New Dirt on Climate Change - Miller-McCune
Researchers have drilled into the middle of America in hopes of understanding past eras when the Earth burped out huge amounts of greenhouse gases.
For decades, geologists have been drilling — literally — for clues that would help them understand ancient wholesale changes in Earth’s climate, clues that could shed light on current global warming.
Usually, their efforts have been aimed at sea sediments taken from cores extracted hundreds of feet beneath the ocean floor.

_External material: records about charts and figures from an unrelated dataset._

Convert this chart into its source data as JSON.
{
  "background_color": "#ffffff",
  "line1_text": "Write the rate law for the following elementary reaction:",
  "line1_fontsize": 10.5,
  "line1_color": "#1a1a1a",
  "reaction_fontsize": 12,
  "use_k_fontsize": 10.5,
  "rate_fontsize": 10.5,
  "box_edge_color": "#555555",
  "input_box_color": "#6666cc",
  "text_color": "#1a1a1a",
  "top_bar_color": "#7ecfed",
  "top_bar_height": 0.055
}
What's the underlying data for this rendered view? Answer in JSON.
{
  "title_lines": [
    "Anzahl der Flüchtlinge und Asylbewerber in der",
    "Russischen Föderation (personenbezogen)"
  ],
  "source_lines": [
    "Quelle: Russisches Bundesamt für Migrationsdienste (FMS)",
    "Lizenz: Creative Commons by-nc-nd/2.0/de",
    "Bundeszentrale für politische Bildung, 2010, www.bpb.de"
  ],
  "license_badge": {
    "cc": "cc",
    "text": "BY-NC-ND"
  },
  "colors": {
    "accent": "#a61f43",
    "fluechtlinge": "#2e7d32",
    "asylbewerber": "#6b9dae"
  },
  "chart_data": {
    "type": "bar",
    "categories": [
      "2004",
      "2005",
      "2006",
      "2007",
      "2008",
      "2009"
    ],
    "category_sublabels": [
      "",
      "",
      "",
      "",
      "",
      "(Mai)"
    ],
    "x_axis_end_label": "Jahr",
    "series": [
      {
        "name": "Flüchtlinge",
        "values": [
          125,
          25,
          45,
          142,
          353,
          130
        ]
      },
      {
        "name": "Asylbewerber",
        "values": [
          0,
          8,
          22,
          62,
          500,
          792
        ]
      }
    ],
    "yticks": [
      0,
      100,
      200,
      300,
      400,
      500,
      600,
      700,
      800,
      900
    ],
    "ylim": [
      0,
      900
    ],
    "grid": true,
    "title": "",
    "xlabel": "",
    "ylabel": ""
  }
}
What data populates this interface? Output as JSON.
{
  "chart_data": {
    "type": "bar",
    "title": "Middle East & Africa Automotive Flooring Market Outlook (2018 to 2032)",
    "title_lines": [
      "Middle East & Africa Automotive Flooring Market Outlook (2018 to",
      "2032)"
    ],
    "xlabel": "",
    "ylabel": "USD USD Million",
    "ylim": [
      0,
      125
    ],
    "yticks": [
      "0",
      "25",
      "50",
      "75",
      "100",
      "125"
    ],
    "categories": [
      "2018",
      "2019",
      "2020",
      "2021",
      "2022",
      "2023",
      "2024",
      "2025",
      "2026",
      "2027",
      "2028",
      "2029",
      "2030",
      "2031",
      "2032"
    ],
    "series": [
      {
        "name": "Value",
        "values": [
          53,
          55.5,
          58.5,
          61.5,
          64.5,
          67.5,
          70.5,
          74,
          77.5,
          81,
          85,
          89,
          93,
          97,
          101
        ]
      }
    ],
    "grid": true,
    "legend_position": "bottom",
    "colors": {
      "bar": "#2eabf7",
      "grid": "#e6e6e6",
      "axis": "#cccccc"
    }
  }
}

But in a more terrestrial project this past summer, an international geological team led by the University of New Hampshire began deep-core drilling at three sites in Wyoming’s Bighorn Basin east of Yellowstone National Park.

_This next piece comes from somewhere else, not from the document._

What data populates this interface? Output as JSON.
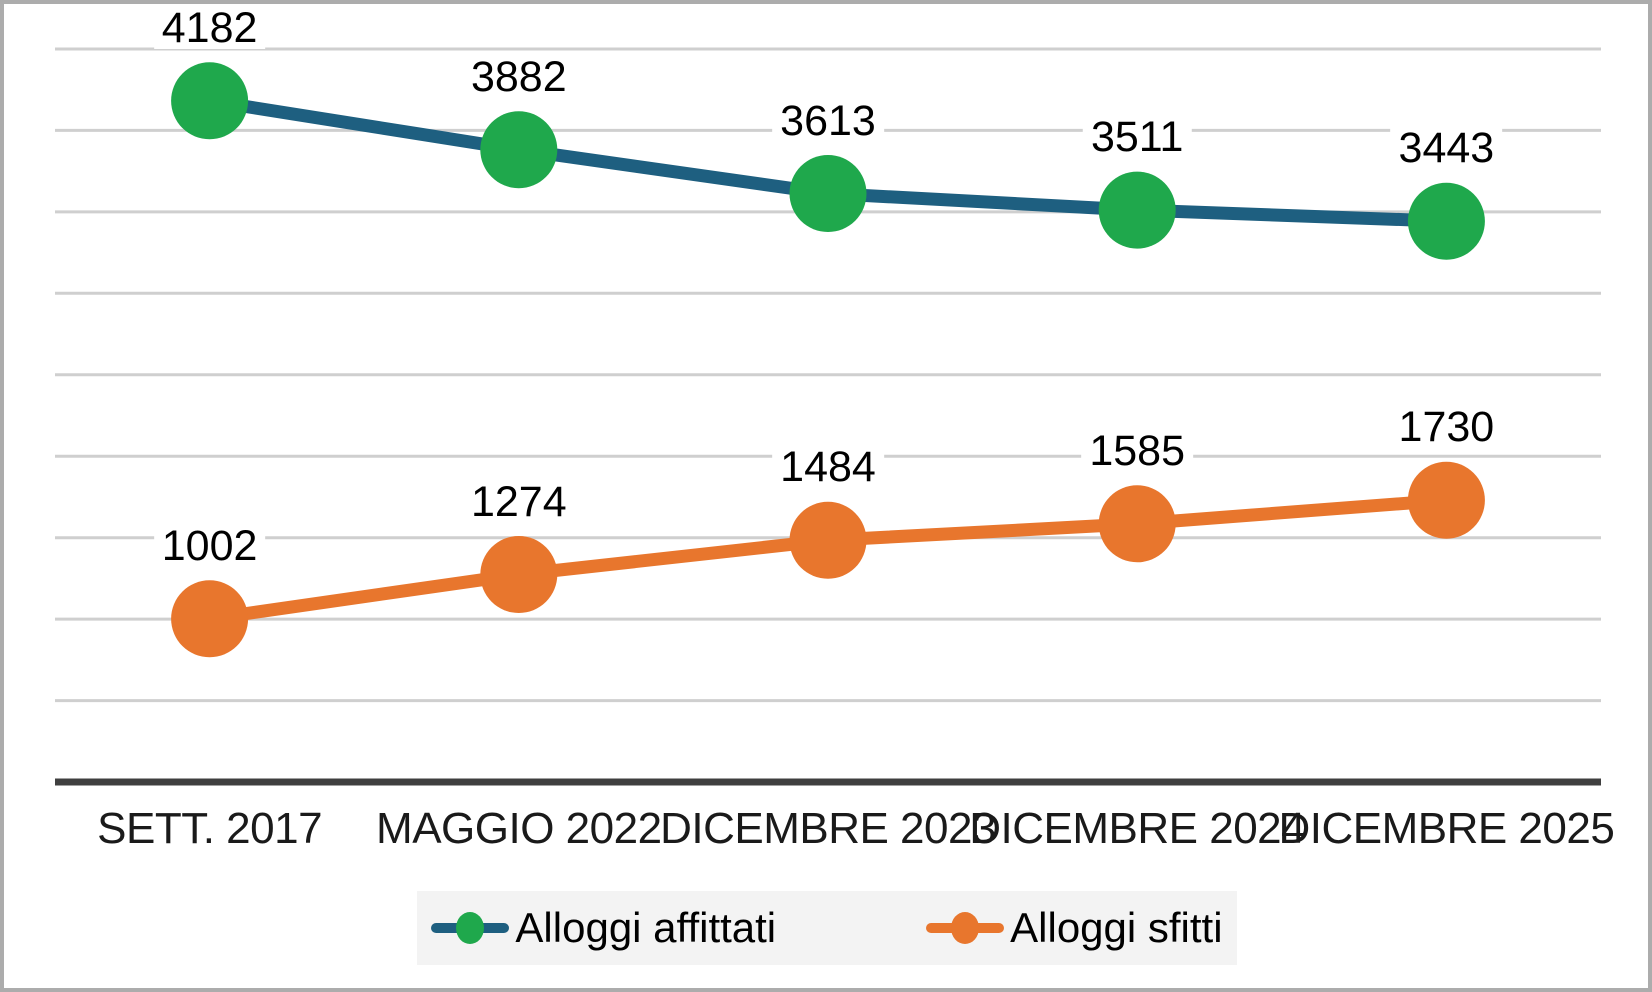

These six new core samples from Bighorn, until now better known for the dinosaurs in its past and the natural gas in its future, should make it possible to map ancient climate change at highly precise — in the realm of 1,000 to 10,000 year — intervals.
The 2.5-inch-diameter cores were drilled some 500 feet into the basin sediment in hopes that complex geochemical analyses could better explain the causes and effects of the biggest and best-studied period of known extreme global warming — the so-called Paleocene-Eocene Thermal Maximum.

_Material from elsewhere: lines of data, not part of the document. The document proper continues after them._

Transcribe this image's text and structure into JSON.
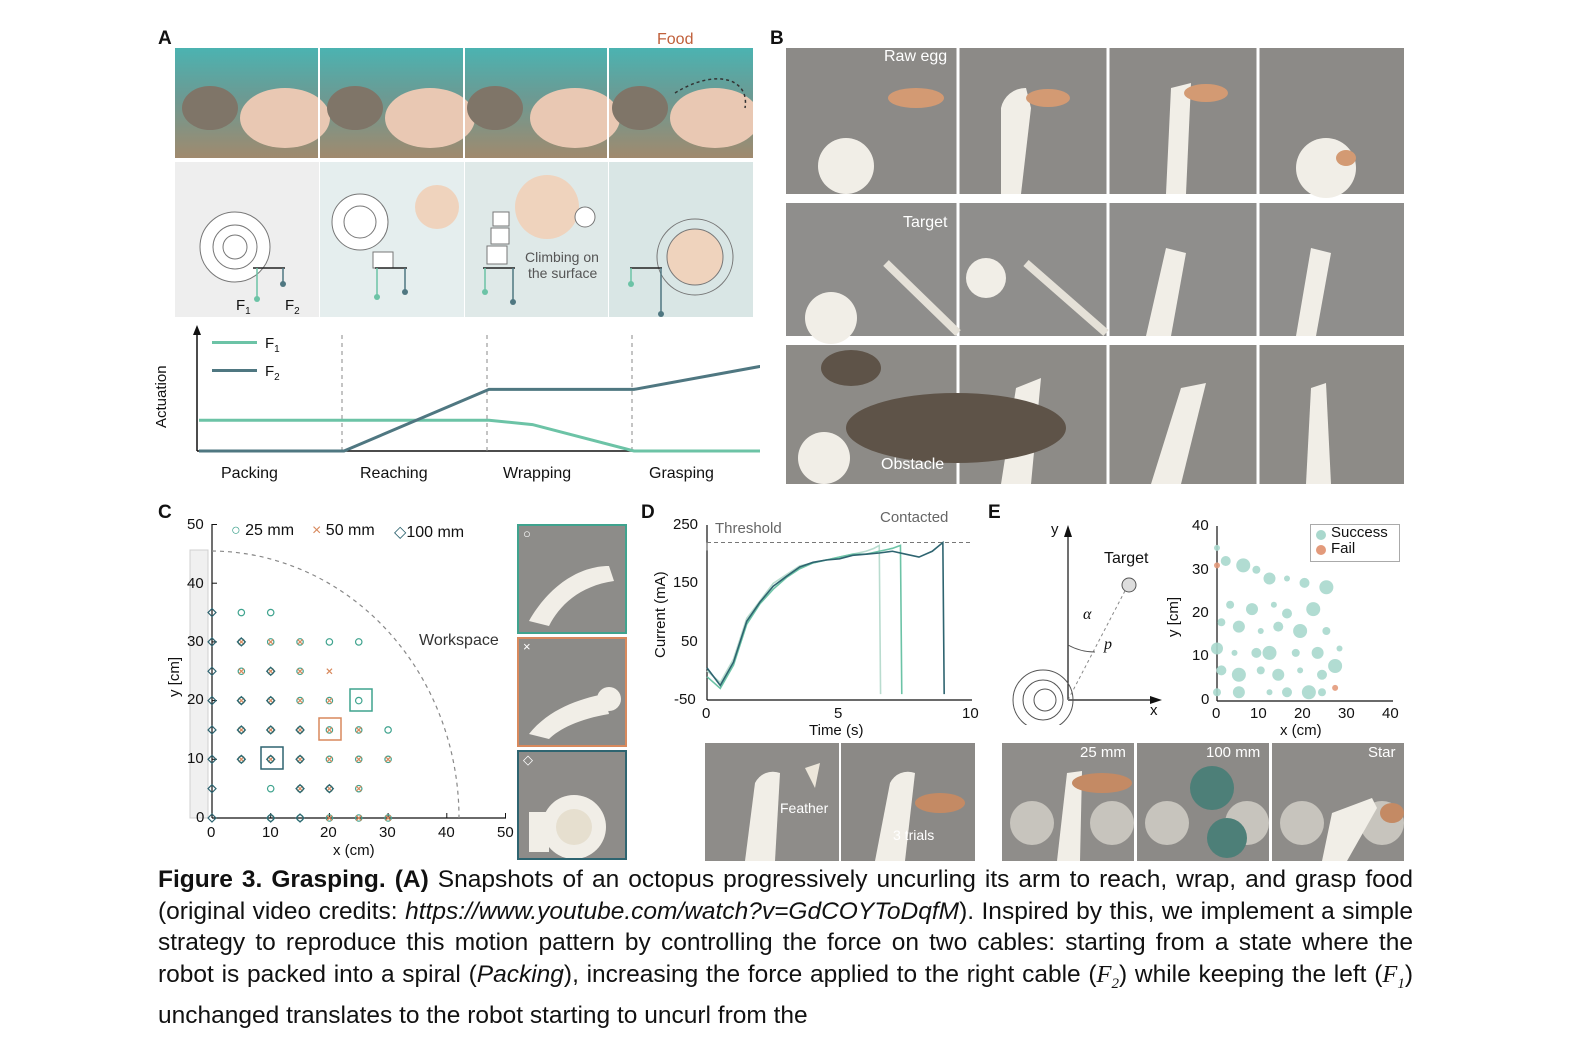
{
  "panels": {
    "a": {
      "letter": "A",
      "food_label": "Food",
      "force_labels": {
        "f1": "F",
        "f1_sub": "1",
        "f2": "F",
        "f2_sub": "2"
      },
      "climbing_line1": "Climbing on",
      "climbing_line2": "the surface",
      "plot": {
        "ylabel": "Actuation",
        "legend": [
          {
            "name": "F",
            "sub": "1",
            "color": "#6cc3a6"
          },
          {
            "name": "F",
            "sub": "2",
            "color": "#4f7781"
          }
        ],
        "phases": [
          "Packing",
          "Reaching",
          "Wrapping",
          "Grasping"
        ]
      }
    },
    "b": {
      "letter": "B",
      "row_labels": [
        "Raw egg",
        "Target",
        "Obstacle"
      ]
    },
    "c": {
      "letter": "C",
      "legend": [
        {
          "symbol": "○",
          "label": "25 mm",
          "color": "#3fa38e"
        },
        {
          "symbol": "×",
          "label": "50 mm",
          "color": "#d8895d"
        },
        {
          "symbol": "◇",
          "label": "100 mm",
          "color": "#2e6470"
        }
      ],
      "workspace_label": "Workspace",
      "xlabel": "x (cm)",
      "ylabel": "y [cm]",
      "xticks": [
        "0",
        "10",
        "20",
        "30",
        "40",
        "50"
      ],
      "yticks": [
        "0",
        "10",
        "20",
        "30",
        "40",
        "50"
      ],
      "inset_symbols": [
        "○",
        "×",
        "◇"
      ]
    },
    "d": {
      "letter": "D",
      "threshold_label": "Threshold",
      "contacted_label": "Contacted",
      "xlabel": "Time (s)",
      "ylabel": "Current (mA)",
      "xticks": [
        "0",
        "5",
        "10"
      ],
      "yticks": [
        "250",
        "150",
        "50",
        "-50"
      ],
      "photo_labels": [
        "Feather",
        "3 trials"
      ]
    },
    "e": {
      "letter": "E",
      "diagram": {
        "y": "y",
        "x": "x",
        "target": "Target",
        "alpha": "α",
        "p": "p"
      },
      "legend": [
        {
          "label": "Success",
          "color": "#a9d8cd"
        },
        {
          "label": "Fail",
          "color": "#e39a7b"
        }
      ],
      "xlabel": "x (cm)",
      "ylabel": "y [cm]",
      "xticks": [
        "0",
        "10",
        "20",
        "30",
        "40"
      ],
      "yticks": [
        "0",
        "10",
        "20",
        "30",
        "40"
      ],
      "photo_labels": [
        "25 mm",
        "100 mm",
        "Star"
      ]
    }
  },
  "chart_data": [
    {
      "type": "line",
      "panel": "A",
      "ylabel": "Actuation",
      "categories": [
        "Packing",
        "Reaching",
        "Wrapping",
        "Grasping"
      ],
      "series": [
        {
          "name": "F1",
          "color": "#6cc3a6",
          "x": [
            0,
            1,
            2,
            2.3,
            3,
            4
          ],
          "y": [
            0.35,
            0.35,
            0.35,
            0.3,
            0,
            0
          ]
        },
        {
          "name": "F2",
          "color": "#4f7781",
          "x": [
            0,
            1,
            2,
            3,
            4
          ],
          "y": [
            0,
            0,
            0.7,
            0.7,
            1.0
          ]
        }
      ],
      "grid": false
    },
    {
      "type": "scatter",
      "panel": "C",
      "xlabel": "x (cm)",
      "ylabel": "y [cm]",
      "xlim": [
        0,
        50
      ],
      "ylim": [
        0,
        50
      ],
      "series": [
        {
          "name": "25 mm",
          "marker": "circle",
          "color": "#3fa38e",
          "points": [
            [
              5,
              35
            ],
            [
              10,
              35
            ],
            [
              5,
              30
            ],
            [
              10,
              30
            ],
            [
              15,
              30
            ],
            [
              20,
              30
            ],
            [
              25,
              30
            ],
            [
              5,
              25
            ],
            [
              10,
              25
            ],
            [
              15,
              25
            ],
            [
              5,
              20
            ],
            [
              10,
              20
            ],
            [
              15,
              20
            ],
            [
              20,
              20
            ],
            [
              25,
              20
            ],
            [
              5,
              15
            ],
            [
              10,
              15
            ],
            [
              15,
              15
            ],
            [
              20,
              15
            ],
            [
              25,
              15
            ],
            [
              30,
              15
            ],
            [
              5,
              10
            ],
            [
              10,
              10
            ],
            [
              15,
              10
            ],
            [
              20,
              10
            ],
            [
              25,
              10
            ],
            [
              30,
              10
            ],
            [
              10,
              5
            ],
            [
              15,
              5
            ],
            [
              20,
              5
            ],
            [
              25,
              5
            ],
            [
              10,
              0
            ],
            [
              15,
              0
            ],
            [
              20,
              0
            ],
            [
              25,
              0
            ],
            [
              30,
              0
            ]
          ]
        },
        {
          "name": "50 mm",
          "marker": "x",
          "color": "#d8895d",
          "points": [
            [
              5,
              30
            ],
            [
              10,
              30
            ],
            [
              15,
              30
            ],
            [
              5,
              25
            ],
            [
              10,
              25
            ],
            [
              15,
              25
            ],
            [
              20,
              25
            ],
            [
              5,
              20
            ],
            [
              10,
              20
            ],
            [
              15,
              20
            ],
            [
              20,
              20
            ],
            [
              5,
              15
            ],
            [
              10,
              15
            ],
            [
              15,
              15
            ],
            [
              20,
              15
            ],
            [
              25,
              15
            ],
            [
              5,
              10
            ],
            [
              10,
              10
            ],
            [
              15,
              10
            ],
            [
              20,
              10
            ],
            [
              25,
              10
            ],
            [
              30,
              10
            ],
            [
              15,
              5
            ],
            [
              20,
              5
            ],
            [
              25,
              5
            ],
            [
              20,
              0
            ],
            [
              25,
              0
            ],
            [
              30,
              0
            ]
          ]
        },
        {
          "name": "100 mm",
          "marker": "diamond",
          "color": "#2e6470",
          "points": [
            [
              0,
              35
            ],
            [
              0,
              30
            ],
            [
              5,
              30
            ],
            [
              0,
              25
            ],
            [
              10,
              25
            ],
            [
              0,
              20
            ],
            [
              5,
              20
            ],
            [
              10,
              20
            ],
            [
              0,
              15
            ],
            [
              5,
              15
            ],
            [
              10,
              15
            ],
            [
              15,
              15
            ],
            [
              0,
              10
            ],
            [
              5,
              10
            ],
            [
              10,
              10
            ],
            [
              15,
              10
            ],
            [
              0,
              5
            ],
            [
              15,
              5
            ],
            [
              20,
              5
            ],
            [
              0,
              0
            ],
            [
              10,
              0
            ],
            [
              15,
              0
            ]
          ]
        }
      ],
      "annotation": "Workspace",
      "grid": false
    },
    {
      "type": "line",
      "panel": "D",
      "xlabel": "Time (s)",
      "ylabel": "Current (mA)",
      "xlim": [
        0,
        10
      ],
      "ylim": [
        -50,
        250
      ],
      "threshold": 220,
      "series": [
        {
          "name": "trial 1",
          "color": "#b9dccf",
          "x": [
            0,
            0.5,
            1,
            1.5,
            2,
            2.5,
            3,
            3.5,
            4,
            4.5,
            5,
            5.5,
            6,
            6.3,
            6.5,
            6.55
          ],
          "y": [
            0,
            -20,
            20,
            90,
            120,
            150,
            165,
            180,
            185,
            190,
            195,
            200,
            205,
            210,
            215,
            -40
          ]
        },
        {
          "name": "trial 2",
          "color": "#6cc3a6",
          "x": [
            0,
            0.5,
            1,
            1.5,
            2,
            2.5,
            3,
            3.5,
            4,
            4.5,
            5,
            5.5,
            6,
            6.5,
            7,
            7.3,
            7.35
          ],
          "y": [
            -10,
            -30,
            10,
            80,
            115,
            140,
            160,
            175,
            185,
            190,
            195,
            200,
            200,
            205,
            210,
            215,
            -40
          ]
        },
        {
          "name": "trial 3",
          "color": "#2e6470",
          "x": [
            0,
            0.5,
            1,
            1.5,
            2,
            2.5,
            3,
            3.5,
            4,
            4.5,
            5,
            5.5,
            6,
            6.5,
            7,
            7.5,
            8,
            8.5,
            8.9,
            8.95
          ],
          "y": [
            5,
            -25,
            15,
            85,
            118,
            145,
            162,
            178,
            186,
            190,
            192,
            198,
            200,
            202,
            205,
            200,
            195,
            205,
            220,
            -40
          ]
        }
      ],
      "annotations": [
        "Threshold",
        "Contacted"
      ],
      "grid": false
    },
    {
      "type": "scatter",
      "panel": "E",
      "xlabel": "x (cm)",
      "ylabel": "y [cm]",
      "xlim": [
        0,
        40
      ],
      "ylim": [
        0,
        40
      ],
      "series": [
        {
          "name": "Success",
          "color": "#a9d8cd",
          "points": [
            [
              0,
              35
            ],
            [
              2,
              32
            ],
            [
              6,
              31
            ],
            [
              9,
              30
            ],
            [
              12,
              28
            ],
            [
              16,
              28
            ],
            [
              20,
              27
            ],
            [
              25,
              26
            ],
            [
              3,
              22
            ],
            [
              8,
              21
            ],
            [
              13,
              22
            ],
            [
              16,
              20
            ],
            [
              22,
              21
            ],
            [
              1,
              18
            ],
            [
              5,
              17
            ],
            [
              10,
              16
            ],
            [
              14,
              17
            ],
            [
              19,
              16
            ],
            [
              25,
              16
            ],
            [
              0,
              12
            ],
            [
              4,
              11
            ],
            [
              9,
              11
            ],
            [
              12,
              11
            ],
            [
              18,
              11
            ],
            [
              23,
              11
            ],
            [
              28,
              12
            ],
            [
              1,
              7
            ],
            [
              5,
              6
            ],
            [
              10,
              7
            ],
            [
              14,
              6
            ],
            [
              19,
              7
            ],
            [
              24,
              6
            ],
            [
              27,
              8
            ],
            [
              0,
              2
            ],
            [
              5,
              2
            ],
            [
              12,
              2
            ],
            [
              16,
              2
            ],
            [
              21,
              2
            ],
            [
              24,
              2
            ]
          ]
        },
        {
          "name": "Fail",
          "color": "#e39a7b",
          "points": [
            [
              0,
              31
            ],
            [
              27,
              3
            ]
          ]
        }
      ],
      "legend": "top-right",
      "grid": false
    }
  ],
  "caption": {
    "figure_label": "Figure 3. Grasping.",
    "a_tag": "(A)",
    "s1": "Snapshots of an octopus progressively uncurling its arm to reach, wrap, and grasp food (original video credits: ",
    "url": "https://www.youtube.com/watch?v=GdCOYToDqfM",
    "s2": "). Inspired by this, we implement a simple strategy to reproduce this motion pattern by controlling the force on two cables: starting from a state where the robot is packed into a spiral (",
    "packing": "Packing",
    "s3": "), increasing the force applied to the right cable (",
    "f2": "F",
    "f2_sub": "2",
    "s4": ") while keeping the left (",
    "f1": "F",
    "f1_sub": "1",
    "s5": ") unchanged translates to the robot starting to uncurl from the"
  }
}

PETM took place 56 million years ago and involved the release of as much as 7,000 gigatons of carbon in less than 10,000 years. By comparison, if released in a similar manner, all the world’s known fossil fuels today would only contribute 5,000 gigatons.
“These hyperthermals are random freak events, but there have been about 40 [of varying intensity] in the last 300 million years,” explains Gregory Retallack, a paleontologist at the University of Oregon in Eugene.
Because these cycles have already been identified in marine cores, these new continental measurements should make it possible to place these ancient regional climate and ecological changes into a global framework. In other words, climatologists will have a much better idea of how these ancient warming events affected the whole of Earth’s climate.